Mayor Plans New Firearm Ordinance; Durbin Meets With Top Cops On Gun Control
Updated 01/10/13 - 5:17 p.m.
CHICAGO (CBS) -- Mayor Rahm Emanuel said Thursday he is ready for the city of Chicago to make another attempt at imposing a constitutional gun control ordinance.
WBBM Newsradio Political Editor Craig Dellimore reports the mayor said, at the next City Council meeting on Jan. 17, he'll introduce a new gun control ordinance, though he wouldn't provide details.
Emanuel said the ordinance would complement the city's efforts to keep the city's children and their neighborhoods safe.
"It will complement our activities of putting more police on the street, having after-school programs like 'Teacher in the Library,' it will complement our gun seizures. It will complement what we have done in arresting more gang bangers than in years past," the mayor said.
Mayor To Seek New Gun Ordinance
Emanuel said details of his gun control ordinance would be released later, but he said he's confident the City Council will approve it. However, he said state and federal lawmakers need to act on gun control, as well, such as banning assault weapons.
As Emanuel was announcing he'd introduce a new gun control ordinance, U.S. Sen. Dick Durbin was joining top law enforcement officials from Illinois State Police and several local police departments -- including Chicago Police Supt. Garry McCarthy -- to discuss ways to curb gun violence.
WBBM Newsradio's John Cody reports police chiefs at the table offered up various suggestions, including more money for suburbs so strapped for cash they can't afford their own police department, and a process to retrieve weapons from people denied gun ownership.
Durbin, Cops Talk Guns
CBS 2 Chief Correspondent Jay Levine reports McCarthy brought along some dramatic evidence of Chicago's gun violence epidemic: a 30-round military-style 9 mm handgun that could have killed a Chicago police officer when he stopped a car on the West Side on Wednesday.
"A man leaned out the window and fired an Uzi-type firearm at our officers," McCarthy said. "An uzi-type firearm, and an extended magazine, just last night being fired at our officers in the city of Chicago."
Fortunately for the officers, the gun jammed, and the officers were not injured. The suspect was arrested.
Also joining the conference was Cook County Sheriff Tom Dart, and other police department heads who said they would push for new federal legislation to ban assault weapons.
"Those are instruments of war," McCarthy said. "You don't use them to go deer hunting, you don't use them to go squirrel hunting."
Durbin said, in the wake of the school shooting massacre in Connecticut last month, it's time for lawmakers to tighten gun control regulations.

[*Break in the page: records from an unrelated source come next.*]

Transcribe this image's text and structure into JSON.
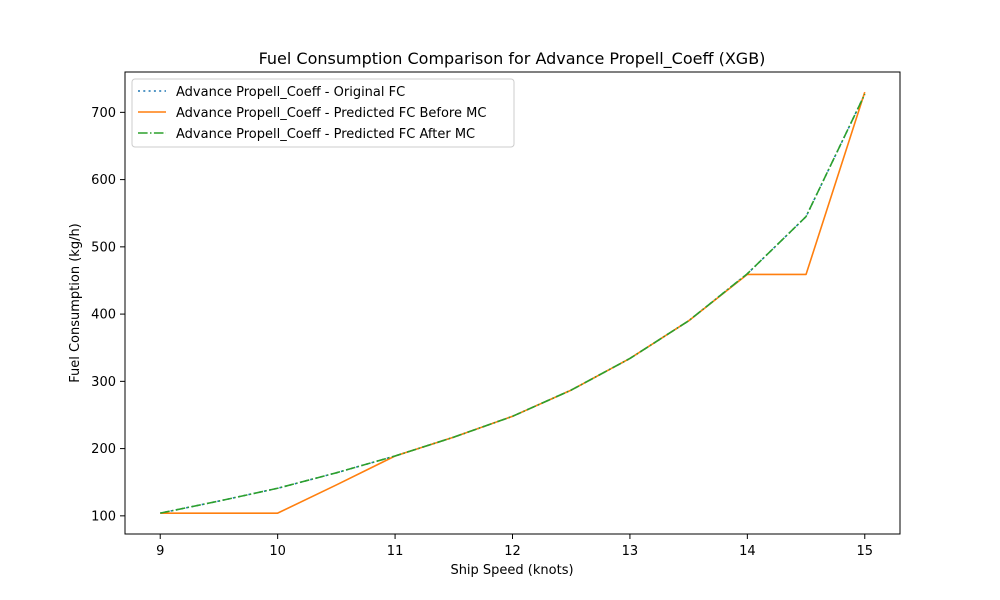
{
  "chart_data": {
    "type": "line",
    "title": "Fuel Consumption Comparison for Advance Propell_Coeff (XGB)",
    "xlabel": "Ship Speed (knots)",
    "ylabel": "Fuel Consumption (kg/h)",
    "xlim": [
      8.7,
      15.3
    ],
    "ylim": [
      73,
      760
    ],
    "xticks": [
      9,
      10,
      11,
      12,
      13,
      14,
      15
    ],
    "yticks": [
      100,
      200,
      300,
      400,
      500,
      600,
      700
    ],
    "grid": false,
    "legend_position": "top-left",
    "series": [
      {
        "name": "Advance Propell_Coeff - Original FC",
        "color": "#1f77b4",
        "style": "dotted",
        "x": [
          9,
          9.5,
          10,
          10.5,
          11,
          11.5,
          12,
          12.5,
          13,
          13.5,
          14,
          14.5,
          15
        ],
        "y": [
          104,
          122,
          141,
          164,
          189,
          217,
          248,
          287,
          334,
          390,
          460,
          545,
          727
        ]
      },
      {
        "name": "Advance Propell_Coeff - Predicted FC Before MC",
        "color": "#ff7f0e",
        "style": "solid",
        "x": [
          9,
          9.5,
          10,
          10.5,
          11,
          11.5,
          12,
          12.5,
          13,
          13.5,
          14,
          14.5,
          15
        ],
        "y": [
          104,
          104,
          104,
          146,
          189,
          217,
          248,
          287,
          334,
          390,
          459,
          459,
          730
        ]
      },
      {
        "name": "Advance Propell_Coeff - Predicted FC After MC",
        "color": "#2ca02c",
        "style": "dashdot",
        "x": [
          9,
          9.5,
          10,
          10.5,
          11,
          11.5,
          12,
          12.5,
          13,
          13.5,
          14,
          14.5,
          15
        ],
        "y": [
          104,
          122,
          141,
          164,
          189,
          217,
          248,
          287,
          334,
          390,
          460,
          545,
          727
        ]
      }
    ]
  }
}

"We can seize a moment here, based on that terrible tragedy at Sandy Hook, to really do something important to make this a safer country," Durbin said. "And we're gonna have to stand by those political figures who have to the courage to step up and do the right thing."
Dart was upset about guns still in the hands of thousands of people whose Firearm Owner's Identification cards have been revoked due to criminal convictions, or mental illness.
"We can get their card back, but they're sitting in the house with their guns. We need the authority to go in their houses and get those guns. I mean, this insane," Dart said.
McCarthy said he'd like to see a law requiring legal gun owners to report whenever a gun is lost, stolen or transferred to another owner.
"You buy a car, you sell your car, you've got to tell somebody that you sold your car; same thing with a boat, yet not with a firearm.
Because there is no law in Illinois requiring gun owners to report the theft, transfer, or loss of a firearm, the trail of legally sold firearms is lost at the point of sale.
McCarthy said that's not the case in New York, where he worked for 25 years, and the theft, loss or transfer of a gun must be reported; and illegal possession of firearms draw mandatory minimum jail terms.
In Chicago last year, police confiscated nine times the number of guns they grabbed in New York. McCarthy said that's not because Chicago police are so much better at seizing illegal weapons, but because New York has tougher gun laws, and there are simply not as many illegal firearms there.
Chicago also outpaces New York City in homicides. Chicago had 506 last year, compared to a record low of 418 in New York, which has a population about three times larger than Chicago.
At the end of the discussion on gun violence, Durbin noted the need for better ways of fighting the problem was illustrated by a school shooting on the West Coast on Thursday.
"We're just getting press reports that there was a shooting at another high school, this time in California," Durbin said.
One student was shot and wounded Thursday morning at Taft Union High School, about 120 miles northwest of Los Angeles. Police said a student was taken into custody, and the suspect used a shotgun in the attack.
"This will not end until we take on the responsibility at every level of government to reduce gun violence," Durbin said.
The senator expressed optimism that lawmakers would approve legislation denying access to guns for those judged mentally ill and dangerous.
Meanwhile, in Washington, Vice President Joe Biden began meetings with the National Rifle Association, and sportsman and wildlife organizations.
Biden has been putting together recommendations for President Barack Obama for tightening federal gun control laws.
The vice president said he has not reached any conclusion yet, but said "I committed to him I'd have these recommendations to him by Tuesday."